February 15, 2005
Sandy’s Journal: The Ranger Approaches
Xavier has been in touch with the Ranger crew; they are nearby and should arrive in Golfito tonight.
We have been working closely with the staff of MarViva to prepare for the trip to Cocos Island. Some background on MarViva: The organization was created in 2002 to enforce protection in the Eastern Tropical Pacific Marine Conservation Corridor (a string of five islands that includes Cocos, off Costa Rica; Coiba, off Panama; Malpelo and Gorgona islands, of Columbia; and the famous Galapagos of Ecuador) and throughout the Meso-American reef system, which runs from the Caribbean coast of Mexico to Honduras. Both areas are extraordinary. The islands that make up the Marine Conservation Corridor, on the Pacific side, all belong to the same geologic formation — a ring of heightened seafloor that looks like a mountain ring on a topographical map. Because of the magnetic peculiarities of the area and the many currents that converge here, the corridor is a destination — and now a haven — for migratory species like sharks (silky, scalloped hammerhead, Galapagos and whitetip, among others), billfish (swordfish, marlin, sailfish), tuna, endangered sea turtles (leatherback, east Pacific green, olive ridley, loggerhead) and endangered great whales (blue and humpback). The coral reefs by some of the corridor’s islands are among the few in the Eastern Tropical Pacific.

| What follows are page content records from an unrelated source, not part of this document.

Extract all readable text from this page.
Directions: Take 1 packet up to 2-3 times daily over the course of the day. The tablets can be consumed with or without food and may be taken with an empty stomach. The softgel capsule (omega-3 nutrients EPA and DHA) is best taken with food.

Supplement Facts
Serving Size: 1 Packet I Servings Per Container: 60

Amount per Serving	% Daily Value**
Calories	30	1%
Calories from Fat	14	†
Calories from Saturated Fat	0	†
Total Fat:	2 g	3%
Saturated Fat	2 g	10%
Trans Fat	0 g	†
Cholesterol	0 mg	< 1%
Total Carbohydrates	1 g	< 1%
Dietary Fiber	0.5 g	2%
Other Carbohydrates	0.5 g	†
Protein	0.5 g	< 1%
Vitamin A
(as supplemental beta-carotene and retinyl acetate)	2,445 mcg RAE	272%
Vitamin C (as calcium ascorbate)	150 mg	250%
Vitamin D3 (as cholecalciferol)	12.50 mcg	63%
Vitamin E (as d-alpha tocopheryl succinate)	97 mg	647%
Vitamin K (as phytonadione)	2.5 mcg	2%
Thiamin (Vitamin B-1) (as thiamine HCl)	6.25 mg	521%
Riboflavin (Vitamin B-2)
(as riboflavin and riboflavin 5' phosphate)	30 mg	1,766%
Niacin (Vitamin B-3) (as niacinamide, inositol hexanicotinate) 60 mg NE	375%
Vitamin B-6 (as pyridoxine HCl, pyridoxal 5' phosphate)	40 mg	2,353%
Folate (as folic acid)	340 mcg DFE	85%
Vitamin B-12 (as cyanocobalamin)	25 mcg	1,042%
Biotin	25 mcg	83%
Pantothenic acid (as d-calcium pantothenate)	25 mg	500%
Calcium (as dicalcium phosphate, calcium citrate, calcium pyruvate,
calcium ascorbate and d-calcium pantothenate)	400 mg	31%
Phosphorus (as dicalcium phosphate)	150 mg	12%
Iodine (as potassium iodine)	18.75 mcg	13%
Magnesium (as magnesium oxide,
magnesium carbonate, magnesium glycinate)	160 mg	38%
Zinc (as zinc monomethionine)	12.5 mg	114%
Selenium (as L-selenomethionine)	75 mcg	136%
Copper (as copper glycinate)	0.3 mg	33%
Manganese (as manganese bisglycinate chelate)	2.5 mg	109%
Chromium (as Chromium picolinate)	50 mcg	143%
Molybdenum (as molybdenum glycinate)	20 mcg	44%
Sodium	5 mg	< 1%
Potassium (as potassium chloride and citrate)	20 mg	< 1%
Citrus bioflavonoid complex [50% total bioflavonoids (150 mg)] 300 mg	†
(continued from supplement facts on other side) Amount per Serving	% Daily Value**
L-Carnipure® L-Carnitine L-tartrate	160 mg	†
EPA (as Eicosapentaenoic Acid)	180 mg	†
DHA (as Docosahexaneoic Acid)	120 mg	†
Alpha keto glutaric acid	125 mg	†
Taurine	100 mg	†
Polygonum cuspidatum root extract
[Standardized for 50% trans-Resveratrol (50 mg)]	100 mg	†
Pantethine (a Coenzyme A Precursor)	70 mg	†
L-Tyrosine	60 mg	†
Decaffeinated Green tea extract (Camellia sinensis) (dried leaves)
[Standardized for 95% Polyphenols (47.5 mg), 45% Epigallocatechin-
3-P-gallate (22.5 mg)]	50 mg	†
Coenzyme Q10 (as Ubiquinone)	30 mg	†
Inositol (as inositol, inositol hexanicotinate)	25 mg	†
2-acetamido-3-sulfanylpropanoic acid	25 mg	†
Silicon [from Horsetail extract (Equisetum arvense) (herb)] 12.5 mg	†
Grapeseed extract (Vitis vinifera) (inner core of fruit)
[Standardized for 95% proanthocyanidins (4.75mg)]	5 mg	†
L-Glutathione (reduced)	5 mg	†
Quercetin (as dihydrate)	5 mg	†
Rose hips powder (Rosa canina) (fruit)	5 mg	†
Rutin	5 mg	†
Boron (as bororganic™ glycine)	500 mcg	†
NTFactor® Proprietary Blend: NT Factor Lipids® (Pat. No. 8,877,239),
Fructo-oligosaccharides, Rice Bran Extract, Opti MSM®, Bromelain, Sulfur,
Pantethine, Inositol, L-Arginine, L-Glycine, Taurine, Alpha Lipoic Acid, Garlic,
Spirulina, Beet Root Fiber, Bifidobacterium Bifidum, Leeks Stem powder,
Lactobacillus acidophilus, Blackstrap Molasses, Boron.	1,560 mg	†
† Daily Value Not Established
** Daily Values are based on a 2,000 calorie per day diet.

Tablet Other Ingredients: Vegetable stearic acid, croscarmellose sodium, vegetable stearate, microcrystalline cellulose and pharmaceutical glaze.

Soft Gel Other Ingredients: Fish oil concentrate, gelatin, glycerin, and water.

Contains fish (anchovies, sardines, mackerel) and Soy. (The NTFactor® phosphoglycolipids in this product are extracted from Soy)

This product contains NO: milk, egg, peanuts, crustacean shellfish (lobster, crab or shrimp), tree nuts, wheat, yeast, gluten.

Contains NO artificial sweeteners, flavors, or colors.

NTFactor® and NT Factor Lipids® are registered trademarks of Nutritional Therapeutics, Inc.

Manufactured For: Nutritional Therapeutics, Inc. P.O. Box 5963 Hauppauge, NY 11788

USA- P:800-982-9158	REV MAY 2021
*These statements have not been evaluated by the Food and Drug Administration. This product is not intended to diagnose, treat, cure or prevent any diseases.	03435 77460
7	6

Sharks are not the only predator species drawn to the corridor’s wealth. Illegal fishing — particularly shark finning — is a threat of increasing proportions to the corridor’s marine life. Local fishermen (Costa-Rican flagged boats) do most of the longlining, but it is much larger boats, many from Chinese Taipei, that collect the fins at sea or at port and carry them back to Asia, where a heady market for shark fins — a fin is practically worth its weight in gold — drives the trade. According to the MarViva staff, boats fishing illegally around here also tend to have high rates of bycatch of dolphins, sea turtles and various other threatened species.
As far as I know, MarViva is entirely unique in its activities and approach: the organization has an agreement with the Costa Rican government whereby the MarViva fleet carries official park rangers on patrol routes around Cocos and Coiba islands. The fleet is comprised of three salmon-fishing boats that Xavier’s team brought down from Seattle back in ’02; with their reflective aluminum hulls and flat snouts, designed for gillnetting in Alaska, the “Bristol Bay” boats look as natural plying Costa Rica’s tropical waters as polar bears in the jungle, but they do the job — and a good job. MarViva has only been in action two years, but already the group’s efforts seem to have made a huge difference. Michelle Soto, a journalist with MarViva, says the change is visible:
“After just two years of work, we don’t see any more ‘bloody Octobers.'” October, because of the influx of migratory species to Cocos in the fall, used to open an annual illegal fishing bonanza. “Now, with MarViva and the park rangers, there are no fishing boats in the islands. Before 2002, you could see 30 fishing boats at a time. Now the only boats you see are MarViva boats, coast guard boats, and a few tourist boats.” There are three scuba diving boats licensed to run trips to Cocos. MarViva collaborates with them as well.
She also says that word of the shark finning problem is spreading.
“Now you can hear in a bus people talking about shark finning. One day a little kid called me and said, ‘I have to do a homework about shark finning. Can you give me some information?’ People are starting to know the problem.”
A day spent in the MarViva office is enough to impress. The building is a big breezy house, an old banana company building that the MarViva team rescued from oblivion and restored to its original condition. Inside there are dark, shiny wood floors, fans spinning overhead, and MarViva staff in blue T-shirts radioing to the fleet at sea and calling back and forth with the San Jose staff, who are currently sponsoring a multinational conference on proposals to curb shark finning throughout Central American waters. For Xavier this is a homecoming of sorts; for me it’s a chance to see the workings of an innovative conservation project in an unfamiliar setting; and I think that everyone is glad to be part of a very promising Oceana/MarViva partnership.